I don't think so. They certainly had different nationalities and races represented in their crew line-up. But that's to be expected of an international space-team. Certainly nothing new.
Looking at it from today's perspective, it's to be expected, but that wasn't necessarily the case in the 1960s, when there were still race riots and blatant discrimination in many parts of the United States. You won't find many SF shows or movies from that era that portrayed racially mixed space crews. Discovery
's crew in 2001
was all-white as far as I could tell.
But was TOS revolutionary? No. Progressive, yes, but not revolutionary. If anything, Roddenberry needed to be prodded by NBC to be more inclusive, after giving them an all-white cast in "The Cage." Demographic studies in the mid-'60s had shown that minorities were active consumers and television viewers, so networks and advertisers realized they could make more money if their shows were more inclusive. So the networks pushed their producers to cast more diversely, which was seen not only in ST, but in shows like Mission: Impossible
(whose Barney Collier was one of the most positive and empowering portrayals of a black character in the era, and far more central to the cast than Uhura ever was) and Land of the Giants
I'm particularly at odds with the claim that the first interracial kiss is often credited to Star Trek. The problem with that is that it's not true. I don't know if the Star Trek production team as a whole is taking credit for that, but I don't see a rightful denial.
Well, that's where we get into America's particular preoccupations and perceptions of what "race" means. Because of the way slavery and its legacy shaped our history, Americans have long had a tendency to perceive race in dualistic terms -- "black and white" in more ways than one. "Interracial" tended to be seen as synonymous with "between black and white," with other racial categories glossed over. That's because, in the '60s, other interethnic romantic pairings weren't as controversial or shocking as black-white unions. You could have Lucille Ball and Desi Arnaz as a couple in the '50s without much controversy, not to mention Shatner kissing the French-Vietnamese France Nuyen in "Elaan of Troyius" (which was filmed before "Plato's Stepchildren" but aired later). But a white person kissing a black person was a drastically different matter. After all, it had been only a year and a half earlier that the Supreme Court had struck down all anti-miscegenation laws which barred marriage between blacks and whites in many states of the union. And several states kept those laws on their books even though they could no longer legally enforce them.

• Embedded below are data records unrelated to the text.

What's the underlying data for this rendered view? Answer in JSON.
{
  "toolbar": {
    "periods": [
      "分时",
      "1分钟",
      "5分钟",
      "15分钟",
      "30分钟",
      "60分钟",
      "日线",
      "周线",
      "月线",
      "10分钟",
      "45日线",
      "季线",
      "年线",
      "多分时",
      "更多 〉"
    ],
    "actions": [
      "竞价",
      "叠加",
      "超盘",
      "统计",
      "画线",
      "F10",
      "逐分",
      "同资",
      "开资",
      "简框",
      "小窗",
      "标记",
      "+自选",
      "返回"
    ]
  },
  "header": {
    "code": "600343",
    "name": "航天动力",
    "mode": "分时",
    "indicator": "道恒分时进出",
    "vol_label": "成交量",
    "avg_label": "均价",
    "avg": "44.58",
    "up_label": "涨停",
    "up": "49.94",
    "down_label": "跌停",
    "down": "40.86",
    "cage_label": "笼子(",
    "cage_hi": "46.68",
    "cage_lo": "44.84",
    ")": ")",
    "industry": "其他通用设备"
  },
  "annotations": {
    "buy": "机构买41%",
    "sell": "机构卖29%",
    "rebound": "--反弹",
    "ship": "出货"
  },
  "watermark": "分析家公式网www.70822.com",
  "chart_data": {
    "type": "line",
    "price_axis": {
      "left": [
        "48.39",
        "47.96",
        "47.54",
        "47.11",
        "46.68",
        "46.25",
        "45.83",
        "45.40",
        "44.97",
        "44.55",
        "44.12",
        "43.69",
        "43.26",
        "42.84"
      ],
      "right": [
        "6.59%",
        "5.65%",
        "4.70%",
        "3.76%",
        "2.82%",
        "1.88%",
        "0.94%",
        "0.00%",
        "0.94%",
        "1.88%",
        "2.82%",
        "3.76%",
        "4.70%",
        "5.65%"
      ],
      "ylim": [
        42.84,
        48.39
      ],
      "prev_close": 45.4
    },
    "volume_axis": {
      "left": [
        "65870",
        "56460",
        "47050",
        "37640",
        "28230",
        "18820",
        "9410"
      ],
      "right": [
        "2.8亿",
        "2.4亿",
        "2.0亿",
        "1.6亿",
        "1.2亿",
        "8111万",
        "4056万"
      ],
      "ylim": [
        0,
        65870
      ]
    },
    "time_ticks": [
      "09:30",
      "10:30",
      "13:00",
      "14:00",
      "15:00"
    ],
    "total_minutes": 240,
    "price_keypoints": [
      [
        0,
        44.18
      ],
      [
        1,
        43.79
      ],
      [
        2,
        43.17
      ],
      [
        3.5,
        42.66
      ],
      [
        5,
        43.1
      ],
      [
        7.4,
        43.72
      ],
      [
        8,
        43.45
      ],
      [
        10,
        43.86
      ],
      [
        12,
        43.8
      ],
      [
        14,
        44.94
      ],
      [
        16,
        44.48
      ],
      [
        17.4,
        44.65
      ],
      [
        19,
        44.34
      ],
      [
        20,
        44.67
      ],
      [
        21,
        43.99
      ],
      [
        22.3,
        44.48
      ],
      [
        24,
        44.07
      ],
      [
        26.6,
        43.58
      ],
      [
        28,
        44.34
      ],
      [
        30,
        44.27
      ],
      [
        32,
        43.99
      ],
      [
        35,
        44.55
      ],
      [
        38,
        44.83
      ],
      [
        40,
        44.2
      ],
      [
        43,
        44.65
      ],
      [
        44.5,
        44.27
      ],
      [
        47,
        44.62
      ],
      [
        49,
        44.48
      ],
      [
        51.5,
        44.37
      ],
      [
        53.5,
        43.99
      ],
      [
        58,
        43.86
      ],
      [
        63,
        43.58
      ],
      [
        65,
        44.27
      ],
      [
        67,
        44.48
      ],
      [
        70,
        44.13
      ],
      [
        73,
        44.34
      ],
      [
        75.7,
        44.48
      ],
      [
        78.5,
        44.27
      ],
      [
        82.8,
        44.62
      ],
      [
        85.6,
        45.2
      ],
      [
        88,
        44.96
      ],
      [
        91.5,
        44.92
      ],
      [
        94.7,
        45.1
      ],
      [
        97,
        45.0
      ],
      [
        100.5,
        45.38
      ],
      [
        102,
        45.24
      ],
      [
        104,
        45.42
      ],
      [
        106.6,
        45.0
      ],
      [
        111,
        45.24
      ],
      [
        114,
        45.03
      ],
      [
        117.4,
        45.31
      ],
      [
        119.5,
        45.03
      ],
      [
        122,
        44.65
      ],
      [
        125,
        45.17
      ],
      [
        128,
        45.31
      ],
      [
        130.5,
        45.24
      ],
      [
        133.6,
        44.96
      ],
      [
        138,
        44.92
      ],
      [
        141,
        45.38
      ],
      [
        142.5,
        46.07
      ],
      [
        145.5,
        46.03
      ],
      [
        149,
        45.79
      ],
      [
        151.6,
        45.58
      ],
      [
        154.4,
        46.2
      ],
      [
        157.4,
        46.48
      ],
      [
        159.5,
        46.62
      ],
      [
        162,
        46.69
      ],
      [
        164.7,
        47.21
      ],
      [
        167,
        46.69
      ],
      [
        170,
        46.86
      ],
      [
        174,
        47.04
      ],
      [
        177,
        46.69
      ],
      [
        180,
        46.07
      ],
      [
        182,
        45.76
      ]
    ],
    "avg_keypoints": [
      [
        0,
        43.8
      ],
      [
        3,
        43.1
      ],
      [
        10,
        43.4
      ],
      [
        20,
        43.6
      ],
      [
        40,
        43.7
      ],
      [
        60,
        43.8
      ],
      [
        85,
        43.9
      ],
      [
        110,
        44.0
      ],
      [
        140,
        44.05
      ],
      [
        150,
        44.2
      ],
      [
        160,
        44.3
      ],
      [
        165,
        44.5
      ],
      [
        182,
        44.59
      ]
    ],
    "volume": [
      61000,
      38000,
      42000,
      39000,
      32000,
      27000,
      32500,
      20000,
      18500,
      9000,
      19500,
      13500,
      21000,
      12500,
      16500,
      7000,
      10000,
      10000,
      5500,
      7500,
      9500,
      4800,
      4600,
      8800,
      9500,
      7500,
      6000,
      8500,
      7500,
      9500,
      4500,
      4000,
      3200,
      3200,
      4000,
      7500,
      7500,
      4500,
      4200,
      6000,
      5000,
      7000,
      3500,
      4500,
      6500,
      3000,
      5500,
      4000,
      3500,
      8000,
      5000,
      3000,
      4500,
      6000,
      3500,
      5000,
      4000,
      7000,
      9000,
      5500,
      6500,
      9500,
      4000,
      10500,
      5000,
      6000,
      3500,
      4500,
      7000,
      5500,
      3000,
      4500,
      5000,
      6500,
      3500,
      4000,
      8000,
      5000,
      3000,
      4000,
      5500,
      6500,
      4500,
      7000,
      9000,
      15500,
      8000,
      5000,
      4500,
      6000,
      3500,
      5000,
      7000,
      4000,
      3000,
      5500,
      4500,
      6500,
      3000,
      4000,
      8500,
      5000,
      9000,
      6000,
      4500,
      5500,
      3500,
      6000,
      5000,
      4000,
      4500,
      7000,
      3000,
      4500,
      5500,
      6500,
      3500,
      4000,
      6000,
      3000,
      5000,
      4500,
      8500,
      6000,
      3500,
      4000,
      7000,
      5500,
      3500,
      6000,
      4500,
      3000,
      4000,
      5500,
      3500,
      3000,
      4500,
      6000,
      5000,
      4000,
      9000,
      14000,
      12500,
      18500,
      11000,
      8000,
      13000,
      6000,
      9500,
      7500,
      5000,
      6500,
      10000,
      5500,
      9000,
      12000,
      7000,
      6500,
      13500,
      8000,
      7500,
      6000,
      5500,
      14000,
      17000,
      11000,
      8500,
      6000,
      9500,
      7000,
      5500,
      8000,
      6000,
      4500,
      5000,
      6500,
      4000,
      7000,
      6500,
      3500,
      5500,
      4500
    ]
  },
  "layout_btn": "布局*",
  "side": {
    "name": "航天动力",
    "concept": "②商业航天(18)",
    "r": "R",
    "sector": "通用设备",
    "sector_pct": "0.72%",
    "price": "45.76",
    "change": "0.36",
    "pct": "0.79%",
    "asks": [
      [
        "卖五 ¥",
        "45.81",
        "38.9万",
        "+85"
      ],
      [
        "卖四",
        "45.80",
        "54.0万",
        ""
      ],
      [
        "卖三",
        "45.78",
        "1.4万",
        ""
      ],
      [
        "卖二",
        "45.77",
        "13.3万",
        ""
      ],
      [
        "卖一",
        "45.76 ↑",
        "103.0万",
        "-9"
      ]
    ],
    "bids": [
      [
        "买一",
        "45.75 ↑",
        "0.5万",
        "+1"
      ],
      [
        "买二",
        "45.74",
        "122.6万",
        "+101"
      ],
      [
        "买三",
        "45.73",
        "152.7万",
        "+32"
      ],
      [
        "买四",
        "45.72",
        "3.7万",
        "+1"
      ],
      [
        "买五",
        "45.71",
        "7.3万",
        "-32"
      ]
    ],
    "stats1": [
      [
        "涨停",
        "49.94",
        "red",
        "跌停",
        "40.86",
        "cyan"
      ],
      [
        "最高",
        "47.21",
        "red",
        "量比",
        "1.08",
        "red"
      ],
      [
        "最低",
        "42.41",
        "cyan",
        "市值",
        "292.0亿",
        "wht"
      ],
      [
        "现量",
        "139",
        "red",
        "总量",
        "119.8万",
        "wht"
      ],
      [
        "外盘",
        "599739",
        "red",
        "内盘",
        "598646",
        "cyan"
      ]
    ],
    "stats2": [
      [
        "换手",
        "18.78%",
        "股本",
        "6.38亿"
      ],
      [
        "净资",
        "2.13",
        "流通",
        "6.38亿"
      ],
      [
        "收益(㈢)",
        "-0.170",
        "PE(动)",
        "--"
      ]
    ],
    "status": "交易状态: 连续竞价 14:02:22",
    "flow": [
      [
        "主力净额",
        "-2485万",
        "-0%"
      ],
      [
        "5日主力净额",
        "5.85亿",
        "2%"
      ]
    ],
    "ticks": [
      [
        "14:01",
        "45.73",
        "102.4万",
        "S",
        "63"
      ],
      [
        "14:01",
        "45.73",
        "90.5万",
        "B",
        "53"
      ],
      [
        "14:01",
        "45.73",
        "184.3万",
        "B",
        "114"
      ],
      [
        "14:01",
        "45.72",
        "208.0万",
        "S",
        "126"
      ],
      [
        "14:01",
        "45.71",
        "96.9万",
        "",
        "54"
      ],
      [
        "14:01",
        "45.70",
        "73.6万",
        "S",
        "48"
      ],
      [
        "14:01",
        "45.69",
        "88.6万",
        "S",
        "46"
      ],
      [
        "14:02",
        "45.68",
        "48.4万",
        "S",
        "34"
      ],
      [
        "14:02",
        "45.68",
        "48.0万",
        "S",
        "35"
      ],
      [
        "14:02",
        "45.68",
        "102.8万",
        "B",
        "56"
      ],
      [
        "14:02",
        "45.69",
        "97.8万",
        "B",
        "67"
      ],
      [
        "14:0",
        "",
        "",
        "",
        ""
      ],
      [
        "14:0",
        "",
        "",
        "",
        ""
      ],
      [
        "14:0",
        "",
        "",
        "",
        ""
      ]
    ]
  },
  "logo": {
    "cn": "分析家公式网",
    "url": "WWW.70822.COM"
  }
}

So no, maybe the usage of the word "interracial" there is not technically accurate, but there's a lot more at issue here than vocabulary. A black woman and a white man kissing on TV in front of millions of viewers was a really, really big deal in 1968, because there was still a lot of blatant, hateful racism in the country. So yes, even with the vocabulary quibbles, it was a major landmark. It was the first black-white kiss between adults on American television, and that was a really big deal.
Which brings up another question, if TOS was a groundbreaking show, why did the groundbreaking stop with TOS? I admit to not having watched the other series (save a few Next Generation episodes), but I've never heard of anything groundbreaking as far as any of the following series goes. Did being revolutionary become less important after TOS?
Well, part of it is that society itself had come so far in following TOS's lead since then, so it was more incremental from there -- including a disabled lead character like Geordi, or a black lead like Sisko, or a female lead like Janeway. And there were some moments of daring. The same-sex kiss between Terry Farrell and Susanna Thompson in DS9's "Rejoined" sparked a lot
of controversy at the time, almost rivalling the Kirk-Uhura kiss. It wasn't the first same-sex kiss on commercial TV, but it was within the first half-dozen or so and one of the most overt up to that time. There was at least one affiliate in the South that refused to show the episode, and plenty of people wrote or called in with complaints and protests.
Still, another part of it was that the later shows were so much more successful than TOS had been. The franchise was Paramount's top moneymaker for many years, and when there's that much money invested in something, people get reluctant to take chances with it. Not to mention that by that point, ST had come to be seen as the SFTV establishment, the stalwart institution, rather than the risk-taking, envelope-pushing upstart that TOS had been.